Streaming vs. Batch Processing
Different inference stages have different compute requirements. NeMo Curator uses Ray streaming to increase GPU utilization and processing speed compared to traditional batch-all-at-once approaches.
Batch Mode vs. Streaming Mode
Batch Mode
In batch mode, each stage processes the entire dataset before the next stage begins. Stages with different compute requirements (CPU-only tokenization, single-GPU classifiers, multi-GPU encoders) all run sequentially:
Streaming Mode
In streaming mode, data flows through the pipeline as discrete batches. Each stage processes its current batch and immediately passes it downstream, so all stages run concurrently on different batches:
Why Streaming Is Faster
Streaming with heterogeneous compute allows NeMo Curator to overlap stages that use different resources. For example, while a GPU inference stage processes batch N, a CPU tokenization stage can process batch N+1 simultaneously — neither blocks the other.

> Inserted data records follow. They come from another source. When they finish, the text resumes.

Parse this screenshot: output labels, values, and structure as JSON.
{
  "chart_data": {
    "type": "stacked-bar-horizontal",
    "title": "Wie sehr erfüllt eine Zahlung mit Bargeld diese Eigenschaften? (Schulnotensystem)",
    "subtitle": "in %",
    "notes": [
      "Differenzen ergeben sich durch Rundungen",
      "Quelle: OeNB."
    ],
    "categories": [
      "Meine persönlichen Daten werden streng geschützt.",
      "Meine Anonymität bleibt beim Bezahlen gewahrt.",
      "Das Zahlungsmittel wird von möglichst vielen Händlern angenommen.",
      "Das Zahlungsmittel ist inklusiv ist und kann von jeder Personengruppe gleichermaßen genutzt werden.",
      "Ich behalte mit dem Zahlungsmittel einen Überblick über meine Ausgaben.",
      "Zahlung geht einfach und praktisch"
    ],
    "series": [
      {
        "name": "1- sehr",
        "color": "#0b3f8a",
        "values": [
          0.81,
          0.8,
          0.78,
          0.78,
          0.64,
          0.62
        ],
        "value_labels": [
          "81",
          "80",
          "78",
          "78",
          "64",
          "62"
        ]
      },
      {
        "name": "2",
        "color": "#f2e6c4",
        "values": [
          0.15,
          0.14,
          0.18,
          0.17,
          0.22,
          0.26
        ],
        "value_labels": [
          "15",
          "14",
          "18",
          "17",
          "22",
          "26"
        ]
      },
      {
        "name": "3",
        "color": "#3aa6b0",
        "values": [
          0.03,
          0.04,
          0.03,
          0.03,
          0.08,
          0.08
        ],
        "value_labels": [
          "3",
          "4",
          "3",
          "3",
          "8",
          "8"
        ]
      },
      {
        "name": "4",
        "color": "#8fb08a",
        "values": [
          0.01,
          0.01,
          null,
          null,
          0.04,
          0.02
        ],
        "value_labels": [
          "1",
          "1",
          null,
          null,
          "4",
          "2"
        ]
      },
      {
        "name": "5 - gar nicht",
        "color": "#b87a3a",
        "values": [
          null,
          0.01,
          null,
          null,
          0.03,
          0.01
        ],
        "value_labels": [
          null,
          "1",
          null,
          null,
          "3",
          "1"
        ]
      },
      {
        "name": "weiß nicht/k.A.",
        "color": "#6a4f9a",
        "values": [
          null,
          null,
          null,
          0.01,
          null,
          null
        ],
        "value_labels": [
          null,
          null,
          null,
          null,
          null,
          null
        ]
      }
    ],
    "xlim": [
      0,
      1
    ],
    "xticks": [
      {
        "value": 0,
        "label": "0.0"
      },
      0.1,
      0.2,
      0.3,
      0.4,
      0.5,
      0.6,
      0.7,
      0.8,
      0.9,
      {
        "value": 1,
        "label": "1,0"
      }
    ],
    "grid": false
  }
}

This overlap improves throughput in pipelines that mix CPU and GPU work, because both happen in parallel rather than taking turns.
Combined with auto-balancing, streaming enables Curator to rearrange resources so that GPU stage workers are kept busy over 99% of the time after an initial warm-up period.
Heterogeneous Executors
NeMo Curator supports streaming with multiple executors — Cosmos Xenna, Ray Data, and others — each optimized for different workload patterns. The executor handles scheduling, backpressure, and resource allocation so that streaming “just works” regardless of how many stages your pipeline has.
Configuring Batch Size
Batch size controls the trade-off between memory usage and throughput:
- Smaller batches: Lower memory usage per batch. Ray may handle smaller batches more efficiently in some workloads.
- Larger batches: More in-memory data per batch, which can reduce I/O overhead but uses more memory.
When Streaming Matters Most
- Datasets exceed memory. A 10 TB Common Crawl snapshot cannot fit in RAM, but it can be streamed in manageable chunks.
- Pipeline stages have different hardware needs. CPU-only and GPU stages overlap instead of taking turns.
- You need early results. Inspect output from the first batch while the rest of the dataset is still processing.